Staff Software Engineer
Job description
About the role
You will own the platform that powers how Headway runs experiments across every team. You will design and implement the core primitives that assign users to experiments, record what a person actually saw, and recognize the same person across devices and between anonymous browsing and authenticated sessions. You will evaluate and consolidate our experimentation and feature flagging stack, choosing the long-term direction for LaunchDarkly and Statsig. You will make AI a practical part of the workflow, from validating an experiment setup before it starts to catching a broken experiment automatically instead of discovering it in a Slack thread a week later. You will evolve experimentation capabilities to support market-based testing, including whole geographic markets and long-holdout groups for multi-sided marketplace impact analysis. The role is both a platform and a program, where you will raise how well the entire company experiments through defaults, review, documentation, and education.
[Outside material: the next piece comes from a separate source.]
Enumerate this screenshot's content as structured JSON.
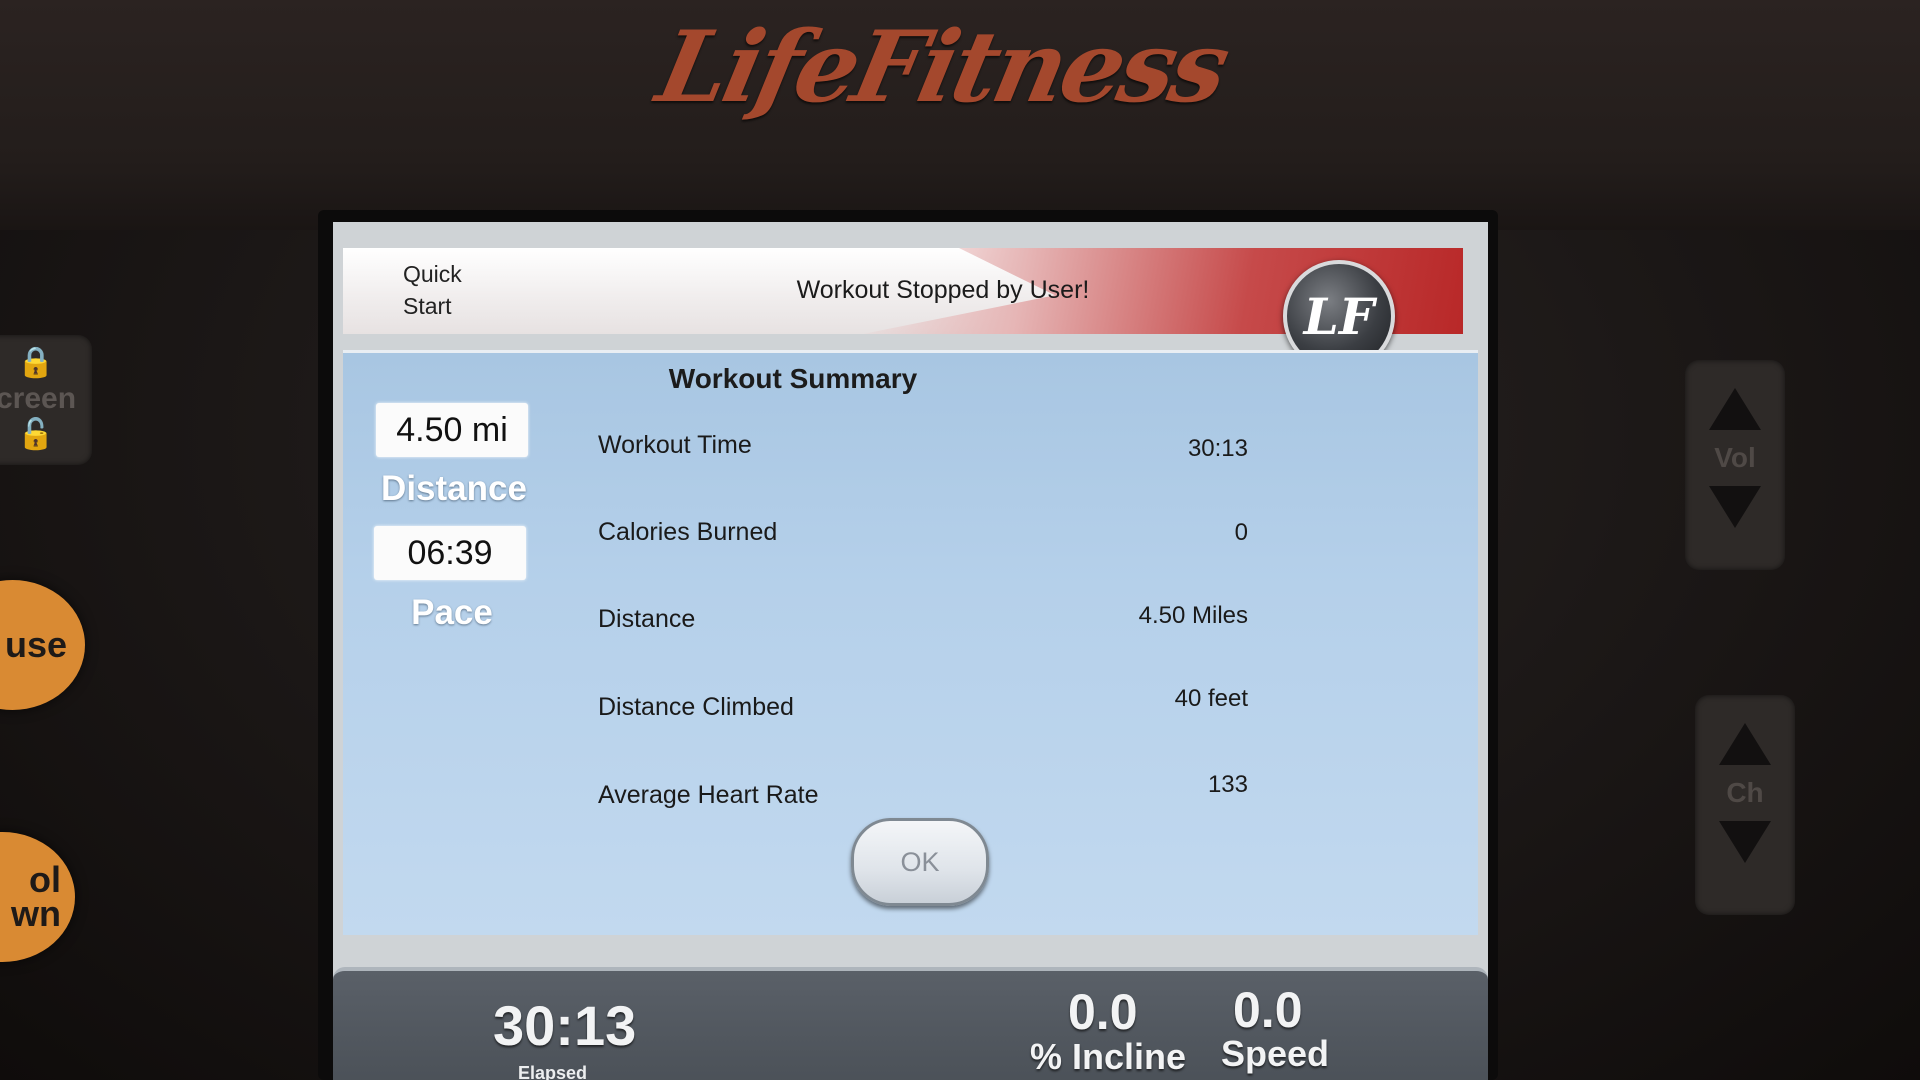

You will sit in the Patient organization, where the highest volume of experiments happens, and serve the entire company as a trusted technical partner.
Key facts
What you'll do
Define and deliver the core architecture for experimentation, including user assignment, event tracking, and identity resolution across anonymous and authenticated states.
Evaluate and consolidate the experimentation and feature flagging stack, making decisions about LaunchDarkly and Statsig for long-term platform strategy.
Design primitives for market-based testing, such as holding out whole geographic markets and running long-holdout groups for multi-sided marketplace insights.
Partner with product and data teams to translate experimental design needs into robust platform capabilities that scale reliably.
Implement AI-assisted workflows that validate experiment setup before launch and automatically detect anomalies or broken experiments in production.
Own the reliability and performance of the experimentation platform, ensuring consistent behavior across the patient search and provider onboarding journeys.
Lead best practices for experimentation, including review, documentation, and education to enable teams to run trustworthy experiments independently.
Collaborate with data science and analytics to ensure experiments produce valid, measurable outcomes that inform high-stakes product decisions.
Define and evolve standards for feature flags, experiment rollouts, and gradual migrations to reduce risk and improve operational clarity.
Champion security and compliance considerations specific to experimentation, including auditability and privacy in a healthcare environment.
Drive technical discovery and prototyping to assess new tooling, frameworks, and patterns for experimentation at scale.
Work closely with the Patient organization to prioritize experimentation initiatives that unlock the highest value for therapists and patients.
Establish clear ownership and boundaries for experimentation platforms, balancing centralization with team autonomy.
Communicate roadmap priorities and tradeoffs to stakeholders, acting as a part product manager for the experimentation platform.
Invest in developer experience and self-serve tooling that makes running experiments intuitive and low-friction for end users.
Requirements
You have 8+ years of professional software engineering experience, with a strong track record of building and operating high-scale systems.
You are deeply proficient in Python and TypeScript, with demonstrated ability to write clean, maintainable, and testable code in both languages.
You have hands-on experience with FastAPI and SQLAlchemy, building APIs that are performant and secure.
You have shipped production-grade React and Remix applications, with a solid understanding of frontend architecture and user experience.
You have managed experimentation, feature flagging, and analytics infrastructure, including LaunchDarkly and Statsig in live environments.
You are comfortable working with datastores such as Postgres and Redis, and you understand how to optimize queries and manage schema evolution at scale.
You have operated infrastructure on AWS, working with Fargate, ECS, S3, and related services to deliver reliable, secure solutions.
You have experience with streaming platforms such as Spark and Kafka, and with monitoring tools like Datadog, PagerDuty, and Sentry.
You are comfortable using Git and GitHub to manage complex codebases, enforce standards, and enable collaboration across distributed teams.
Nice to have
Experience building and operating experimentation platforms in regulated industries such as healthcare.
Background in marketplace or two-sided platform dynamics, including multi-sided measurement and market-based testing approaches.
Deep experience with identity resolution and cross-device tracking in privacy-constrained environments.
Familiarity with AI-assisted development tools and techniques for integrating LLMs into engineering workflows.
Practical knowledge of dbt, Snowflake, and modern data stack patterns for analytics and experimentation.
Practical notes
This is a full-time remote role. We do not specify hours on the page, and there is no travel, visa, or application deadline mentioned in the source material.